One of our most important findings was that there were inconsistencies in the present system of assessing the need for orthodontic treatment. The discrepancies highlighted in the present study between clinical need and child's perceived need are supported by the findings of de Oliveira and Sheiham,17 where relatively high percentages of children who were assessed to have orthodontic treatment need by the IOTN index did not have any oral health impact. Moreover, 12.6% of adolescents who had no or only a slight IOTN need for orthodontic treatment were still dissatisfied with the appearance of their teeth. Similarly, the 2003 UK National Child Dental Health Survey found that not all parents and children agreed with a professionally assessed need for treatment. For example, 58% of the parents of 12-year-old children with a clinical need (and not already under treatment) felt that their children did not need orthodontic treatment.22 It is not difficult to put forward good reasons for these discrepancies. For example, an unerupted tooth scores highly in IOTN (DHC = 5i). However, if this is not visible to the child it is unlikely to have a socio-dental impact.

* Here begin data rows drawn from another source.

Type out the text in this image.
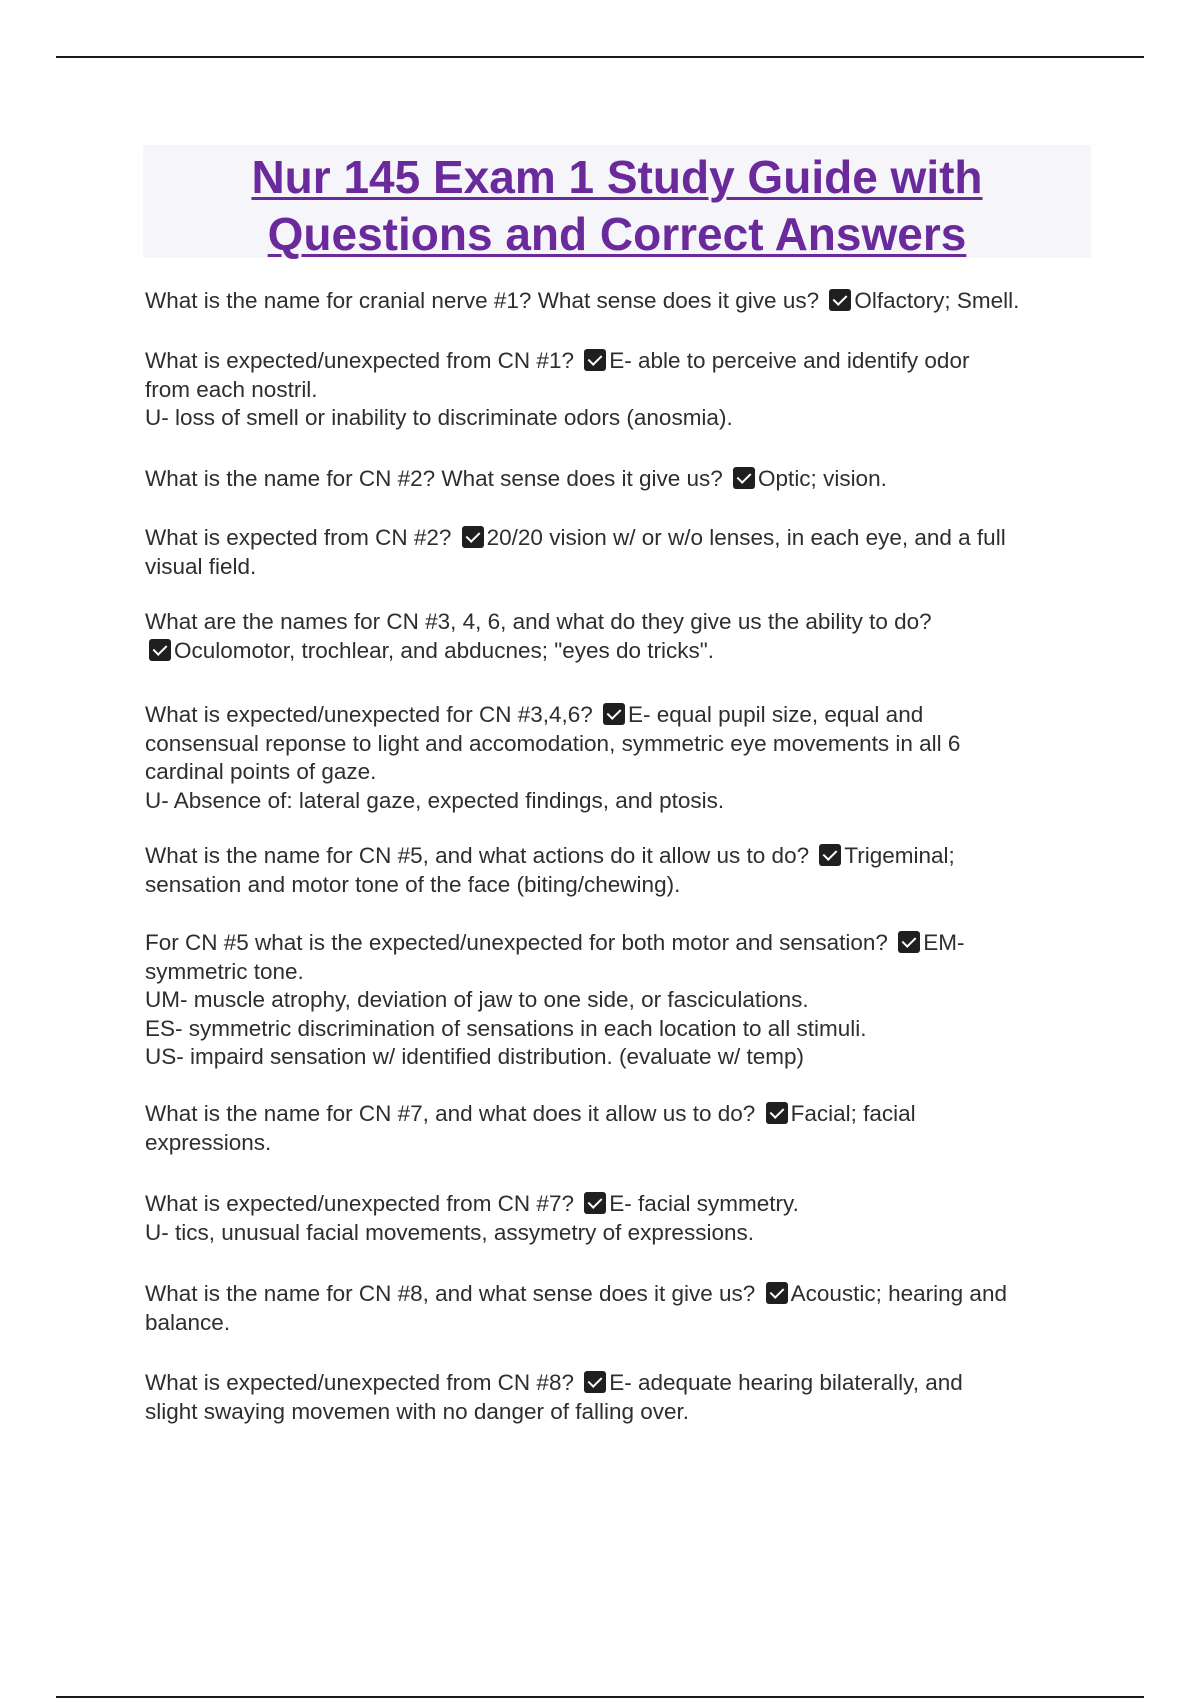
Nur 145 Exam 1 Study Guide with
Questions and Correct Answers
What is the name for cranial nerve #1? What sense does it give us? Olfactory; Smell.
What is expected/unexpected from CN #1? E- able to perceive and identify odor
from each nostril.
U- loss of smell or inability to discriminate odors (anosmia).
What is the name for CN #2? What sense does it give us? Optic; vision.
What is expected from CN #2? 20/20 vision w/ or w/o lenses, in each eye, and a full
visual field.
What are the names for CN #3, 4, 6, and what do they give us the ability to do?
Oculomotor, trochlear, and abducnes; "eyes do tricks".
What is expected/unexpected for CN #3,4,6? E- equal pupil size, equal and
consensual reponse to light and accomodation, symmetric eye movements in all 6
cardinal points of gaze.
U- Absence of: lateral gaze, expected findings, and ptosis.
What is the name for CN #5, and what actions do it allow us to do? Trigeminal;
sensation and motor tone of the face (biting/chewing).
For CN #5 what is the expected/unexpected for both motor and sensation? EM-
symmetric tone.
UM- muscle atrophy, deviation of jaw to one side, or fasciculations.
ES- symmetric discrimination of sensations in each location to all stimuli.
US- impaird sensation w/ identified distribution. (evaluate w/ temp)
What is the name for CN #7, and what does it allow us to do? Facial; facial
expressions.
What is expected/unexpected from CN #7? E- facial symmetry.
U- tics, unusual facial movements, assymetry of expressions.
What is the name for CN #8, and what sense does it give us? Acoustic; hearing and
balance.
What is expected/unexpected from CN #8? E- adequate hearing bilaterally, and
slight swaying movemen with no danger of falling over.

This study was carried out in a sample of children referred for orthodontic assessment, so presumably there was some perception of orthodontic need amongst them. This factor may have influenced the results since some of the children may have been aware of the topics explored by this research. On the other hand, a survey of non-referred children is likely to show even higher discrepancies.

Clearly, from the NHS commissioning perspective there are important resource issues when considering the feasibility of incorporating a socio-dental measure into the evaluation of orthodontic need. However, the benefits of incorporating a socio-dental measure are likely to result in a lower demand for orthodontic treatment, as only a proportion of those assessed on the IOTN index would have a socio-dental impact. In addition, the proposed approach is likely to result in an improved treatment priority setting, since treatment would first be provided to those who would benefit the most. Consequently, a more efficient use of resources would be achieved.

Under the current system of orthodontic provision, children with a socio-dental impact are being denied treatment or, paradoxically, those with no impact are being treated. We must conclude that a system that is based on IOTN alone leads to wasted resource or denial of orthodontic care.

Conclusions

  1. 1

    The outcome of consultation was heavily influenced by the IOTN index and adding an oral health-related quality of life measure to IOTN index did not significantly influence treatment prediction

  2. 2

    The perceived need for treatment was supported by the oral health-related quality of life measures used but not by the IOTN. The IOTN index was not valid as it did not reflect children' values, nor was it influenced by children's perceptions (eg impacts)

  3. 3

    The study highlighted some discrepancies between the decision to provide orthodontic treatment based on the IOTN index and children's perceptions, and suggests that it is essential to incorporate a socio-dental measure into the evaluation of need and outcome of orthodontic treatment.